A tentativa da Abkhazia, província separatista da Geórgia, de inventar a si mesma

Alexander Smoltczyk
A Rússia pode ter reconhecido oficialmente a Abkhazia, mas a província separatista georgiana ainda é ilegítima aos olhos do resto do mundo. A localização politicamente estratégica do Estado minúsculo o torna uma fonte potencial de conflito entre o Oriente e o Ocidente. O que acontece quando uma nação tenta inventar a si mesma?

"Você pode escrever o que quiser. Mas não ria de nós", diz o primeiro-ministro. Alexander Ankvab enche os copos de conhaque. "À liberdade!" ele diz, erguendo seu copo.

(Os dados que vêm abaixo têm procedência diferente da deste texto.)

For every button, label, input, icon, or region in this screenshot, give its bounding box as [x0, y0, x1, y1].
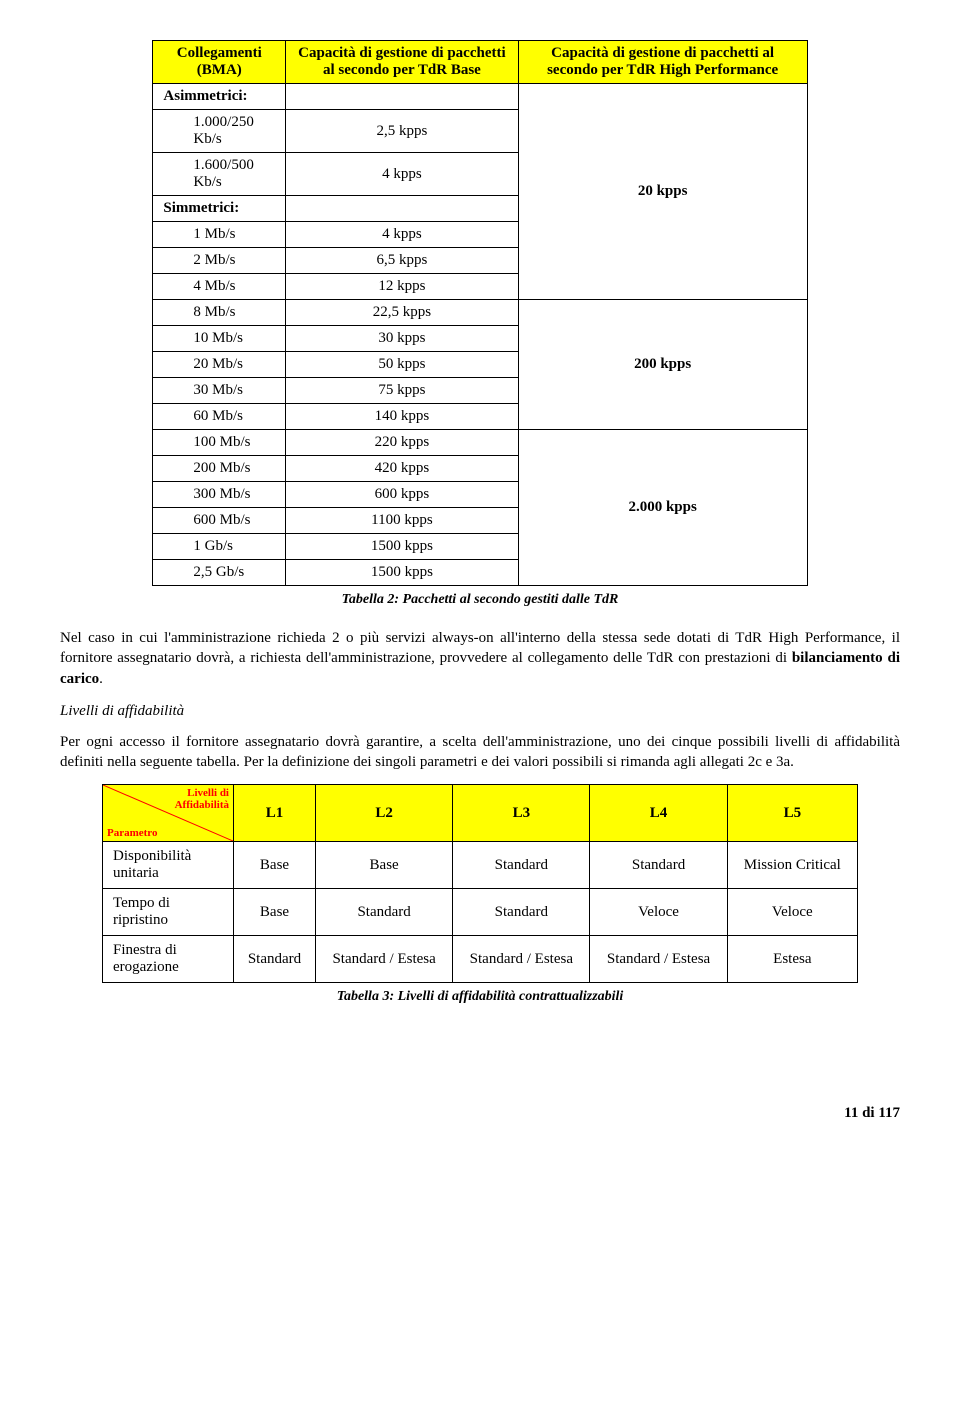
t1-r7-label: 10 Mb/s [153, 326, 286, 352]
t1-r9-val: 75 kpps [286, 378, 519, 404]
t1-r6-label: 8 Mb/s [153, 300, 286, 326]
t2-col-3: L4 [590, 785, 727, 842]
t1-r7-val: 30 kpps [286, 326, 519, 352]
table-row: Disponibilità unitaria Base Base Standar… [103, 842, 858, 889]
t1-header-0: Collegamenti (BMA) [153, 41, 286, 84]
diag-top-label: Livelli diAffidabilità [175, 787, 229, 811]
t1-r1-label: 1.000/250 Kb/s [153, 110, 286, 153]
t1-r1-val: 2,5 kpps [286, 110, 519, 153]
t2-col-2: L3 [453, 785, 590, 842]
t2-diag-header: Livelli diAffidabilità Parametro [103, 785, 234, 842]
t1-r3-val: 4 kpps [286, 222, 519, 248]
section-asimmetrici: Asimmetrici: [153, 84, 286, 110]
t1-r10-val: 140 kpps [286, 404, 519, 430]
t1-r16-val: 1500 kpps [286, 560, 519, 586]
t1-r10-label: 60 Mb/s [153, 404, 286, 430]
t2-col-0: L1 [234, 785, 316, 842]
t1-r9-label: 30 Mb/s [153, 378, 286, 404]
group-20kpps: 20 kpps [518, 84, 807, 300]
t1-r13-val: 600 kpps [286, 482, 519, 508]
t1-r13-label: 300 Mb/s [153, 482, 286, 508]
t1-r2-label: 1.600/500 Kb/s [153, 153, 286, 196]
t1-header-1: Capacità di gestione di pacchetti al sec… [286, 41, 519, 84]
t1-r14-label: 600 Mb/s [153, 508, 286, 534]
t2-col-1: L2 [316, 785, 453, 842]
section-simmetrici: Simmetrici: [153, 196, 286, 222]
t1-r8-label: 20 Mb/s [153, 352, 286, 378]
group-200kpps: 200 kpps [518, 300, 807, 430]
packet-capacity-table: Collegamenti (BMA) Capacità di gestione … [152, 40, 807, 586]
t1-r11-val: 220 kpps [286, 430, 519, 456]
t1-r4-label: 2 Mb/s [153, 248, 286, 274]
reliability-levels-table: Livelli diAffidabilità Parametro L1 L2 L… [102, 784, 858, 983]
t1-r3-label: 1 Mb/s [153, 222, 286, 248]
t1-r5-val: 12 kpps [286, 274, 519, 300]
table1-caption: Tabella 2: Pacchetti al secondo gestiti … [60, 592, 900, 608]
t1-header-2: Capacità di gestione di pacchetti al sec… [518, 41, 807, 84]
paragraph-1: Nel caso in cui l'amministrazione richie… [60, 628, 900, 689]
diag-bot-label: Parametro [107, 827, 158, 839]
t1-r4-val: 6,5 kpps [286, 248, 519, 274]
page-number: 11 di 117 [60, 1105, 900, 1122]
table-row: Finestra di erogazione Standard Standard… [103, 936, 858, 983]
t1-r8-val: 50 kpps [286, 352, 519, 378]
group-2000kpps: 2.000 kpps [518, 430, 807, 586]
t1-r11-label: 100 Mb/s [153, 430, 286, 456]
t1-r6-val: 22,5 kpps [286, 300, 519, 326]
table2-caption: Tabella 3: Livelli di affidabilità contr… [60, 989, 900, 1005]
t1-r14-val: 1100 kpps [286, 508, 519, 534]
t1-r15-label: 1 Gb/s [153, 534, 286, 560]
paragraph-2: Per ogni accesso il fornitore assegnatar… [60, 732, 900, 773]
t1-r2-val: 4 kpps [286, 153, 519, 196]
t1-r12-val: 420 kpps [286, 456, 519, 482]
heading-livelli: Livelli di affidabilità [60, 703, 900, 720]
t1-r12-label: 200 Mb/s [153, 456, 286, 482]
t2-col-4: L5 [727, 785, 857, 842]
t1-r16-label: 2,5 Gb/s [153, 560, 286, 586]
t1-r5-label: 4 Mb/s [153, 274, 286, 300]
table-row: Tempo di ripristino Base Standard Standa… [103, 889, 858, 936]
t1-r15-val: 1500 kpps [286, 534, 519, 560]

População festeja em Sukhumi, a capital de Abkhazia, o anúncio do presidente russo Dmitri Medvedev sobre o reconhecimento da independência do território separatista georgiano (2008)

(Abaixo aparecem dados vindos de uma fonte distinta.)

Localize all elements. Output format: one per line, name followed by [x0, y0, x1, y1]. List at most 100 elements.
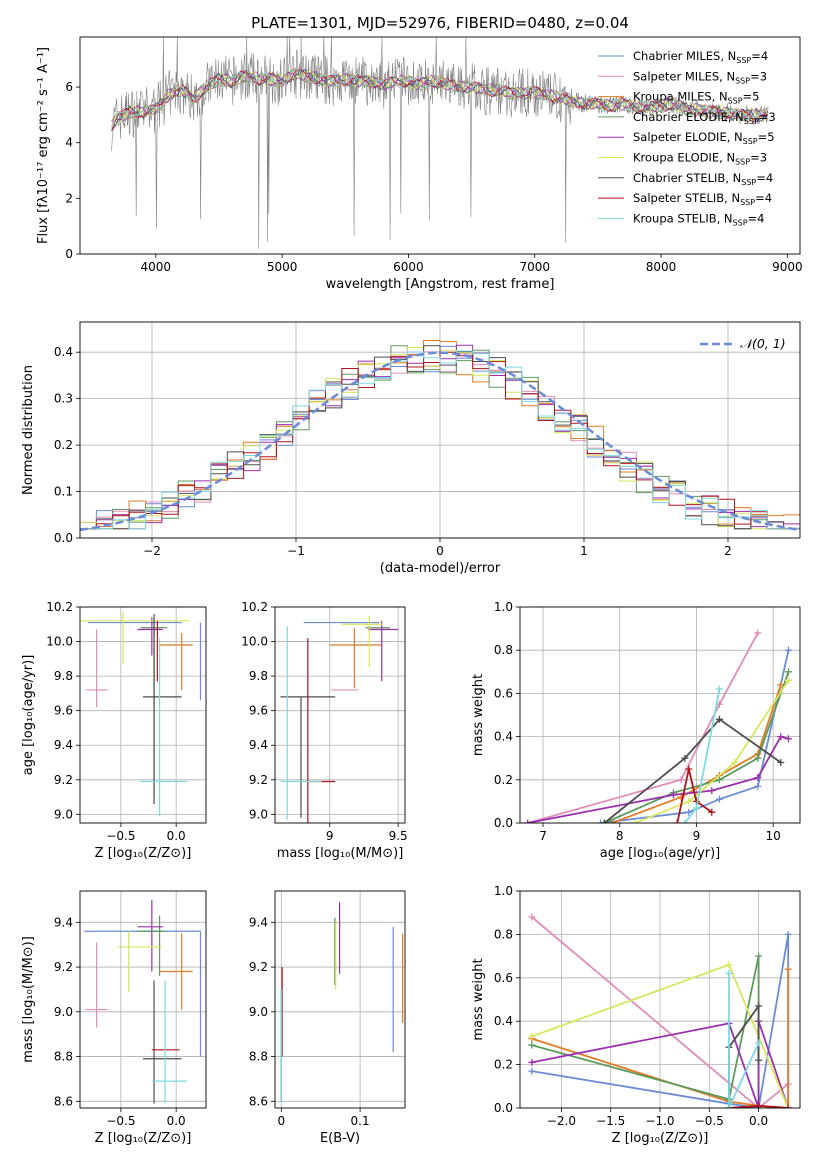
series-marker — [528, 1058, 536, 1066]
x-tick-label: 0.0 — [749, 1114, 768, 1128]
error-bar-point — [85, 629, 108, 708]
error-bar-point — [117, 931, 162, 992]
y-tick-label: 10.2 — [46, 600, 73, 614]
series-line — [603, 718, 782, 823]
error-bar-point — [137, 899, 163, 972]
y-axis-label: mass [log₁₀(M/M⊙)] — [21, 936, 36, 1063]
series-marker — [708, 808, 716, 816]
y-tick-label: 0.2 — [494, 1058, 513, 1072]
y-tick-label: 9.4 — [54, 738, 73, 752]
error-bar-point — [368, 620, 399, 682]
error-bar-point — [139, 638, 188, 817]
x-tick-label: −0.5 — [695, 1114, 724, 1128]
y-tick-label: 0.2 — [494, 773, 513, 787]
model-line — [111, 68, 769, 122]
y-tick-label: 9.0 — [54, 1005, 73, 1019]
x-axis-label: Z [log₁₀(Z/Z⊙)] — [612, 1131, 709, 1146]
plot-area — [280, 902, 404, 1102]
y-tick-label: 0.0 — [54, 531, 73, 545]
hist-step — [80, 345, 800, 530]
y-tick-label: 1.0 — [494, 600, 513, 614]
series-marker — [597, 819, 605, 823]
series-marker — [715, 685, 723, 693]
error-bar-point — [143, 980, 182, 1104]
y-tick-label: 0.4 — [494, 730, 513, 744]
model-line — [111, 69, 769, 131]
y-axis-label: age [log₁₀(age/yr)] — [21, 655, 36, 776]
legend-entry: Salpeter STELIB, NSSP=4 — [633, 191, 772, 207]
x-tick-label: 0.0 — [167, 1114, 186, 1128]
panel-age-vs-Z: −0.5 0.0 9.0 9.2 9.4 9.6 9.8 10.0 10.2 Z [log₁₀(Z… — [21, 600, 207, 861]
series-marker — [731, 759, 739, 767]
y-tick-label: 9.8 — [54, 669, 73, 683]
y-tick-label: 8.8 — [54, 1050, 73, 1064]
panel-mass-weight-vs-Z: −2.0 −1.5 −1.0 −0.5 0.0 0.0 0.2 0.4 0.6 0.8 1.0 Z [… — [471, 884, 801, 1146]
series-marker — [715, 776, 723, 784]
y-tick-label: 9.4 — [249, 738, 268, 752]
x-tick-label: −2.0 — [547, 1114, 576, 1128]
axes-frame — [274, 890, 406, 1109]
y-tick-label: 8.6 — [54, 1094, 73, 1108]
series-marker — [528, 913, 536, 921]
x-tick-label: 0 — [436, 544, 444, 558]
series-marker — [777, 733, 785, 741]
series-marker — [685, 765, 693, 773]
plot-area — [524, 629, 792, 823]
y-tick-label: 8.8 — [249, 1050, 268, 1064]
panel-mass-vs-Z: −0.5 0.0 8.6 8.8 9.0 9.2 9.4 Z [log₁₀(Z/Z⊙)] mas… — [21, 890, 207, 1146]
series-line — [634, 679, 790, 823]
y-tick-label: 6 — [65, 80, 73, 94]
series-marker — [784, 668, 792, 676]
series-marker — [784, 676, 792, 684]
y-tick-label: 0.3 — [54, 392, 73, 406]
axes-frame — [519, 606, 801, 824]
x-tick-label: 10 — [766, 829, 781, 843]
legend-entry: Kroupa MILES, NSSP=5 — [633, 90, 759, 106]
legend-entry: Kroupa STELIB, NSSP=4 — [633, 211, 764, 227]
x-axis-label: (data-model)/error — [380, 561, 501, 576]
x-tick-label: 9 — [693, 829, 701, 843]
y-tick-label: 4 — [65, 136, 73, 150]
y-tick-label: 0.2 — [54, 438, 73, 452]
x-tick-label: 9 — [326, 829, 334, 843]
error-bar-point — [342, 615, 384, 668]
series-line — [527, 632, 759, 823]
series-marker — [755, 1056, 763, 1064]
hist-step — [80, 340, 800, 530]
x-axis-label: wavelength [Angstrom, rest frame] — [326, 277, 555, 292]
axes-frame — [519, 890, 801, 1109]
series-marker — [673, 819, 681, 823]
series-marker — [754, 782, 762, 790]
y-tick-label: 9.4 — [54, 915, 73, 929]
x-tick-label: 7 — [539, 829, 547, 843]
legend-entry: Chabrier ELODIE, NSSP=3 — [633, 110, 776, 126]
x-tick-label: −1.0 — [645, 1114, 674, 1128]
panel-mass-weight-vs-age: 7 8 9 10 0.0 0.2 0.4 0.6 0.8 1.0 age [log₁₀(age/yr… — [471, 600, 801, 861]
series-marker — [681, 819, 689, 823]
axes-frame — [274, 606, 406, 824]
error-bar-point — [80, 612, 190, 665]
axes-frame — [79, 36, 801, 255]
series-line — [531, 955, 760, 1108]
y-tick-label: 9.2 — [54, 960, 73, 974]
x-axis-label: Z [log₁₀(Z/Z⊙)] — [95, 1131, 192, 1146]
x-axis-label: mass [log₁₀(M/M⊙)] — [277, 846, 404, 861]
y-tick-label: 0.1 — [54, 485, 73, 499]
x-axis-label: Z [log₁₀(Z/Z⊙)] — [95, 846, 192, 861]
axes-frame — [79, 321, 801, 539]
error-bar-point — [85, 942, 108, 1028]
y-tick-label: 9.4 — [249, 915, 268, 929]
series-marker — [784, 965, 792, 973]
error-bar-point — [159, 933, 193, 1010]
y-tick-label: 0.8 — [494, 643, 513, 657]
y-tick-label: 9.2 — [249, 773, 268, 787]
error-bar-point — [159, 632, 193, 690]
series-marker — [608, 819, 616, 823]
y-tick-label: 0.4 — [54, 345, 73, 359]
model-line — [111, 69, 769, 130]
series-marker — [600, 819, 608, 823]
series-marker — [755, 1102, 763, 1108]
legend-entry: Chabrier MILES, NSSP=4 — [633, 49, 768, 65]
y-tick-label: 9.8 — [249, 669, 268, 683]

Poucas semanas antes, uma bazuca foi disparada contra o carro oficial do líder abkhaziano. Ele provavelmente pisou no calo de alguém, diz Ankvab. "Foi o quarto ataque, mas ainda estou vivo. E a Abkhazia ainda está viva, não é?"

Ankvab é o primeiro-ministro de um país onde as cidades têm nomes como Pzyb, Gwylrypzh e Gyazhrypzh, e que - "até o momento!", como ele nota - mantém relações diplomáticas apenas com a Rússia e Nicarágua. E com a Faixa de Gaza, apesar disso não contar no momento.

A única organização internacional na qual este país está representado é na Organização das Nações e Povos Não Representados (Unpo, na sigla em inglês), uma associação global de repúblicas idealizadas e zonas liberadas, minorias étnicas e Estados fantasmas.

Os membros do gabinete de Ankvab se referem a ele como "Anthony Hopkins", devido à sua semelhança com o ator britânico. Mas ele não representa quando se trata de administrar a Abkhazia. Ele fala sério quando diz: "A Abkhazia poderia se tornar uma espécie de Mônaco em 10 anos. Nenhum investidor está preocupado com nosso status. Cingapura quis recentemente comprar tudo, hotéis, o aeroporto, as praias. Foi um pouco rápido demais para nós".

A tentativa de um país de inventar a si mesmo
A Abkhazia está na região do Cáucaso, onde a Europa gradualmente dá lugar à Ásia. O país fez parte da Geórgia até 1993. Desde que declarou independência, a "Abkhazia" se tornou uma tentativa de um país de inventar a si mesmo. Como nação, ela lembra a alguns proponentes da "realpolitik" o tipo de pessoas que repentinamente decidem morar em uma caverna em um parque do centro e falar sua própria língua.

Em 26 de agosto de 2008, o primeiro-ministro da Abkhazia e seus cidadãos tiveram uma espécie de experiência Robinson Crusoé. De repente eles não estavam mais sozinhos. A Rússia tinha reconhecido a Abkhazia. Ankvab soube a respeito pela televisão. A Rússia tinha acabado de ocupar (ou libertar) a província georgiana separatista da Ossétia do Sul, e a União Europeia estava tentando realizar uma mediação entre a Rússia e a Geórgia. Foi quando o presidente russo apareceu diante da imprensa para anunciar que seu governo tinha reconhecido outra província (ou nação) separatista georgiana, a Abkhazia.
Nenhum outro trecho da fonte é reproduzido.